But of course fed-cops were never seriously prowling neighborhoods where the nearest grocery store is a Whole Foods so nobody on HN cared until now.
Border patrol specifically is wildly different, looking for people who are suspected of being subject to their jurisdiction without a specific indictment, detaining with in practice, if not in law, a much lower standard of suspicion than applies usually, and then generally having those detained subject to process that is almost entirely within executive branch “courts” with consequences as severe as criminal process but much lower protections than criminal process (where literal toddlers defend themselves in “court" against government lawyers.)
The current “immigration” crackdown, while ICE (which historically has worked more like a regular federal law enforcement agency despite its detainees often flowing into the executive immigration system and not the criminal justice system) has been the public face of it is effectively applying the Border Patrol culture/approach far more broadly (which is also why, in frustration with the “inadequate” results so far ICE middle leadership is being purged and replaced with Border Patrol personnel.)
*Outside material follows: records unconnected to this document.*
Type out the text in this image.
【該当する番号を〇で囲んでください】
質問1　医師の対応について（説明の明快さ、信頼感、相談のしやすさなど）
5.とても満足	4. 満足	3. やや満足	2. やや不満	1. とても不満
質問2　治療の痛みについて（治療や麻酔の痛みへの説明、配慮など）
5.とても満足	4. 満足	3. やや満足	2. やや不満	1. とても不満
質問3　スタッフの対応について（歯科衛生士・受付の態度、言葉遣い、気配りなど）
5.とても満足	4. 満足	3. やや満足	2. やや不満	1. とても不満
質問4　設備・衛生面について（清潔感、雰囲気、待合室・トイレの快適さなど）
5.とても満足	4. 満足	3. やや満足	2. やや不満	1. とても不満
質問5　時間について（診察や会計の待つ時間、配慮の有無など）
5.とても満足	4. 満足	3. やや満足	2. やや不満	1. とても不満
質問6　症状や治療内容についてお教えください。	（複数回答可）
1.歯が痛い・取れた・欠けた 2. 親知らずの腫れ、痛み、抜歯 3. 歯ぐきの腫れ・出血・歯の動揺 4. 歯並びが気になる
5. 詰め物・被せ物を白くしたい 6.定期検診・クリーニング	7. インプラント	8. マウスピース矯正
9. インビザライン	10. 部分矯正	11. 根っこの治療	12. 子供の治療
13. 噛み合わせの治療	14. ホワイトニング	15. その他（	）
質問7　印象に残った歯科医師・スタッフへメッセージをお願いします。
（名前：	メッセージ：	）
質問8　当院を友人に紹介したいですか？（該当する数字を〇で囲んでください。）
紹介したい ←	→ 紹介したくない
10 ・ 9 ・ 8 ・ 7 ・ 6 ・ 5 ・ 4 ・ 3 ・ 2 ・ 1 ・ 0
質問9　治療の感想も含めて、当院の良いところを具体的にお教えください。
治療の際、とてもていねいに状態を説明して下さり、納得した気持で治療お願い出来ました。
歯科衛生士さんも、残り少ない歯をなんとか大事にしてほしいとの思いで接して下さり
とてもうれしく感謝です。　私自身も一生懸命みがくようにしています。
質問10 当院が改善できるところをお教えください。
There's real serious questions about what rights people have when being accused of non-criminal infractions and to what degree the punishments can overlap that people ought to be asking here.
But nobody on HN wants to ask these questions because all the things HN wants strictly regulated are done so using the same legal theories and doctrines and precedents.
The tech industry is full of fine software developers. Not sure they'd make great public policy.